Posted: Mon Jul 05, 2010 5:27 pm
by VijayPande
For the foreseeable future, we will handle multiple GPUs by running a core on each GPU (since running on multiple GPUs for a single MD trajectory will slow performance). The v7 client will automate this process to make it easier on donors.

I'm hoping we can get an ATI/OpenCL client out soon, although a lot of that rests on optimizations in the OpenCL code. RIght now, OpenCL is slower than CUDA on both the ATI and NVIDIA platforms. While we could release an OpenCL client for ATI, the PPD would be poor and there would be a lot of upset donors. We are working with ATI and NVIDIA to speed our OpenCL code. When we're getting performance on the level of what donors would expect, we'll release a client.
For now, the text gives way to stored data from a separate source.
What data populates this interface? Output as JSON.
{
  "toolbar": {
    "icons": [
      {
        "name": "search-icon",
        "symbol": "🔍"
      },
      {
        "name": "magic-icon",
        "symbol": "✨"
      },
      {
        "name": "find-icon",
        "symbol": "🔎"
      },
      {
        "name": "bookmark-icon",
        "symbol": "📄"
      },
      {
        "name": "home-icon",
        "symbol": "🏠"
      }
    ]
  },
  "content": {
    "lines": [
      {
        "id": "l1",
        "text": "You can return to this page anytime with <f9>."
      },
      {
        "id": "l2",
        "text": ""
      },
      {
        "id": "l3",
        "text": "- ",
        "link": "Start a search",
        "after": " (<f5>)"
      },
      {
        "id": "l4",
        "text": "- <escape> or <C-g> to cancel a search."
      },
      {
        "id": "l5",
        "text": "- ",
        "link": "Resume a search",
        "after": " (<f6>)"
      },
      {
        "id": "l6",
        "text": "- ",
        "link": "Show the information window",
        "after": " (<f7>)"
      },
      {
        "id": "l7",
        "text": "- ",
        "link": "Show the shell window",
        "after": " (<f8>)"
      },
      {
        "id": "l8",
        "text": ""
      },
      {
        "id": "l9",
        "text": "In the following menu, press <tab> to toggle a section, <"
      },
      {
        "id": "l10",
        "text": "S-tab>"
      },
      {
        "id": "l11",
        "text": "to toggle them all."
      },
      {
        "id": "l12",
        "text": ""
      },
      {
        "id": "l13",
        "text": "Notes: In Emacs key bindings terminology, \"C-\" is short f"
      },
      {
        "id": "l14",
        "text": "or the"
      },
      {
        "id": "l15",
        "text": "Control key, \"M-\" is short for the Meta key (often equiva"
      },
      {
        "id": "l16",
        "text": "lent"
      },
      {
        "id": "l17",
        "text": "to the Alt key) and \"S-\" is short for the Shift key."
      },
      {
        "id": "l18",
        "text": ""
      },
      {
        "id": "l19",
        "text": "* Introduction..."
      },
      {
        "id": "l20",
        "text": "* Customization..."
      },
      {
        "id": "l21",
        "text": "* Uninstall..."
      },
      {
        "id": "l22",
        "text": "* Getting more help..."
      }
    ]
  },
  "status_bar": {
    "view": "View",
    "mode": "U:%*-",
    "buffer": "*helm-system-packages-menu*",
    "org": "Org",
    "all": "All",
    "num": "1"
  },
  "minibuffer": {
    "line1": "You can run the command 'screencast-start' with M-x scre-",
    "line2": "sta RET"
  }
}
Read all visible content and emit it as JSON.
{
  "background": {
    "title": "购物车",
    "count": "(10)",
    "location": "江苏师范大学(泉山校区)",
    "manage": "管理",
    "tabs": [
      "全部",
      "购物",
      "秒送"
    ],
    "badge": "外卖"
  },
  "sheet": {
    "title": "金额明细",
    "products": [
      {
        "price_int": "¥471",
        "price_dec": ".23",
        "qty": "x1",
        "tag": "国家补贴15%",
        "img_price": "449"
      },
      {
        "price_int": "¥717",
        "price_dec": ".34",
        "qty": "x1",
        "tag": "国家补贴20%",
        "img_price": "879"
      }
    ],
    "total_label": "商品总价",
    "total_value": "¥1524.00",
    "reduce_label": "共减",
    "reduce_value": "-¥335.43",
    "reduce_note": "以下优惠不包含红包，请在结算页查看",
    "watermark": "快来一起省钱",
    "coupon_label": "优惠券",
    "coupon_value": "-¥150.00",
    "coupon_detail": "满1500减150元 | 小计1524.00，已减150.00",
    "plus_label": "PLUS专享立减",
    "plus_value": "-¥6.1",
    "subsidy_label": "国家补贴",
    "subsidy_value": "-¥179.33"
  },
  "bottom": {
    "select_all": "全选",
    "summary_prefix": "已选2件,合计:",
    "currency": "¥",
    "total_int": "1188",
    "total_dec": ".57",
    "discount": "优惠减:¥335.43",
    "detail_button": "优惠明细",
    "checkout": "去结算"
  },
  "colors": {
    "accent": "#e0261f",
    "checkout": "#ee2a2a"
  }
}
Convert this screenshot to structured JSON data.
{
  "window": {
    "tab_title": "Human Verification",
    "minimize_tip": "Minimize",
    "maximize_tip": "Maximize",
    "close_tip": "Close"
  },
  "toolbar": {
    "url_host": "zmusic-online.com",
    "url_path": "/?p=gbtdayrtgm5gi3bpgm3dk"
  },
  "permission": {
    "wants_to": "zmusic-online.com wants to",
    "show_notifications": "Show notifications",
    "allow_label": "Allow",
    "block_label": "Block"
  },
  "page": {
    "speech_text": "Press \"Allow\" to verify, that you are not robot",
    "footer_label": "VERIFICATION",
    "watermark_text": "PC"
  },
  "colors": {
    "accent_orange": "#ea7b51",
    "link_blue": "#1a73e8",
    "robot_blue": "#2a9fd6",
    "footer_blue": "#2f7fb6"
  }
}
By the way, our OpenMM code is completely open (of course), so you can check it out and see how it's progressing (http://simtk.org/home/openmm).

Re: What about OpenCL?

Posted: Mon Jul 05, 2010 10:53 pm
by theteofscuba
VijayPande wrote:
I'm hoping we can get an ATI/OpenCL client out soon, although a lot of that rests on optimizations in the OpenCL code. RIght now, OpenCL is slower than CUDA on both the ATI and NVIDIA platforms. While we could release an OpenCL client for ATI, the PPD would be poor and there would be a lot of upset donors. We are working with ATI and NVIDIA to speed our OpenCL code. When we're getting performance on the level of what donors would expect, we'll release a client.
Hopefully ATI is working on something really complex with promising bennefits. nvidia may have an excuse to push users to use CUDA and make OpenCL less appealing. have there been any attempt to target AMD and intel CPU with OpenCL?


EDIT:

AMD showing off how OpenCL can scale accross CPU cores: http://www.youtube.com/watch?v=7PAiCinmP9Y

Re: What about OpenCL?

Posted: Tue Jul 06, 2010 4:07 am
by bruce
theteofscuba wrote:...have there been any attempt to target AMD and intel CPU with OpenCL?


EDIT:

AMD showing off how OpenCL can scale accross CPU cores: http://www.youtube.com/watch?v=7PAiCinmP9Y
The same sort of demonstration can be done with FAH's SMP client. For a number of years now, it has been a cutting-edge developement project specifically to targeted at folding on multiple CPU cores. I can't think of any reason why the Pande Group would target the same hardware with a less-optimized solution using OpenCL. (I have no doubt that SMP does a better job of maximizing FAH's performance on multiple CPUs that OpenCL can.) For developers who have not already optimized and debugged their own solution, the OpenCL approach might be cheaper/faster than starting their own custom development project.

Re: What about OpenCL?

Posted: Tue Jul 06, 2010 6:05 am
by theteofscuba
OpenCL is not inherently slow. The resulting code is only as good as what the compiler can produce, and there is no one single compiler available.

ATI drivers ship with Microsoft Visual C++ 2008 redistributable. That is a very good compiler.

Why should they bother? The point is to maintain a single code base that runs on all hardware for which there is an OpenCL implementation for. I'm not a big fan of fixing something that isn't broken, but basically you can write code once and run it anywhere on one or more CPUs, one or more GPU. it isn't just limited to x86 based CPU either, there are many hardware vendors (i.e. IBM, Fujitsu/Oracle) that offer OpenCL implementations as well. This could mean that you might see Protomol* run on the GPU without having to maintain two different source trees.


*If an algorithm can't make use of a lot of parallel processors, then try mashing in as many additional, separate instances as you can fit in one go.